残念ながら、フォーティネットの顧客にとって、この脆弱性が悪用されても、特有の侵害インジケーターが生成されないため、デバイスの侵害を検知するのが困難です。
一方、グローバルなインターネット脅威活動を監視しているGreyNoiseは、今週、「重大かつ最近の急増」をフォーティネットSSL VPNに対するブルートフォーストラフィックで報告しました。このトラフィックは最大780のユニークなIPアドレスから発生しており、単なる機会的なものではなく、意図的かつ精密に標的を絞ったもののようです。
不穏な行動変化?
これらの攻撃は2つの明確な波で発生しています。最初の波は、フォーティネットのFortiGate次世代ファイアウォールデバイス上で動作するオペレーティングシステムであるFortiOSを標的としたブルートフォース攻撃で、多くのデバイスにはSSL VPN機能が含まれています。2つ目の波は、明らかに異なる挙動を示し、同社独自の FortiGate-to-FortiManager(FGFM)プロトコルを用いてFortiManagerを標的としました。

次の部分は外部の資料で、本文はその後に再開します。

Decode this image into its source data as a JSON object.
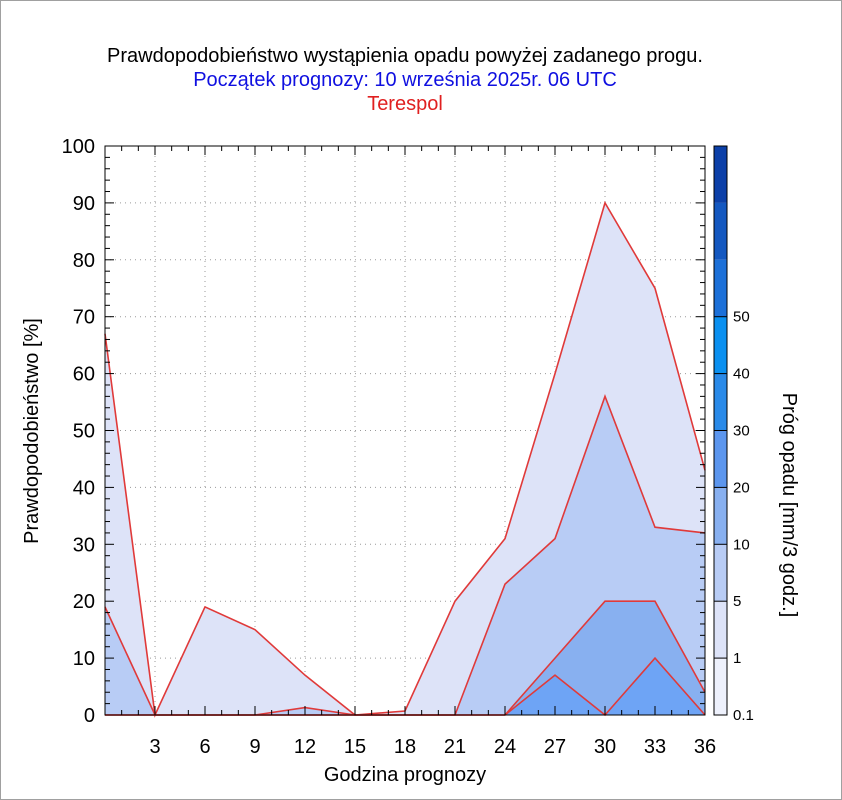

「これは攻撃者の行動の変化を示しており、同じインフラやツールセットが新たなフォーティネット向けサービスに切り替わった可能性があります」とGreyNoiseは述べています。つまり、個々のSSL VPNエンドポイントを狙うのではなく、攻撃者は集中管理インフラの侵害に注力し、複数のFortiGateデバイスへのアクセスを得ようとしているのです。
GreyNoiseによれば、過去にフォーティネット製品を標的とした同様の活動の急増は、脆弱性の公表と強い相関関係がありました。「このような急増は、同じベンダーに影響する新たな脆弱性の公表の前兆となることが多く、その多くは6週間以内に発生します」とGreyNoiseは述べています。実際、同様のトラフィック急増が観測された事例の80%で、その後CVEが公表されています。
フォーティネットの顧客にとって、新たな脆弱性と悪意あるトラフィックの急増は特に憂慮すべき事態です。攻撃者は、ここ数年、フォーティネット製品を執拗に狙ってきました。一度侵害されると、これらの技術が被害組織のネットワークに特権的なアクセスを提供するためです。
Tenableが今週のブログで指摘したように、米国サイバーセキュリティ・インフラセキュリティ庁(CISA)の「既知の悪用済み脆弱性(KEV)」カタログに掲載されているCVEのうち、最大20件がフォーティネットの脆弱性です。その中でも特に影響が大きいと同社が考えるのは、CVE-2025-32756で、これは複数の脅威グループがすでに悪用を開始した後、5月にフォーティネットが修正したゼロデイ脆弱性です。また、CVE-2024-55591は、複数のフォーティネット製品に存在する認証バイパスの脆弱性で、これもゼロデイとして攻撃者に悪用されました。さらに、CVE-2022-42475はバッファオーバーフローのバグで、国家支援グループを含む複数の脅威アクターによって悪用されました。さらに最近の例としては、CVE-2025-24472があり、これは認証バイパスの脆弱性で、攻撃者が影響を受けるシステムでスーパ管理者権限を取得できるものでした。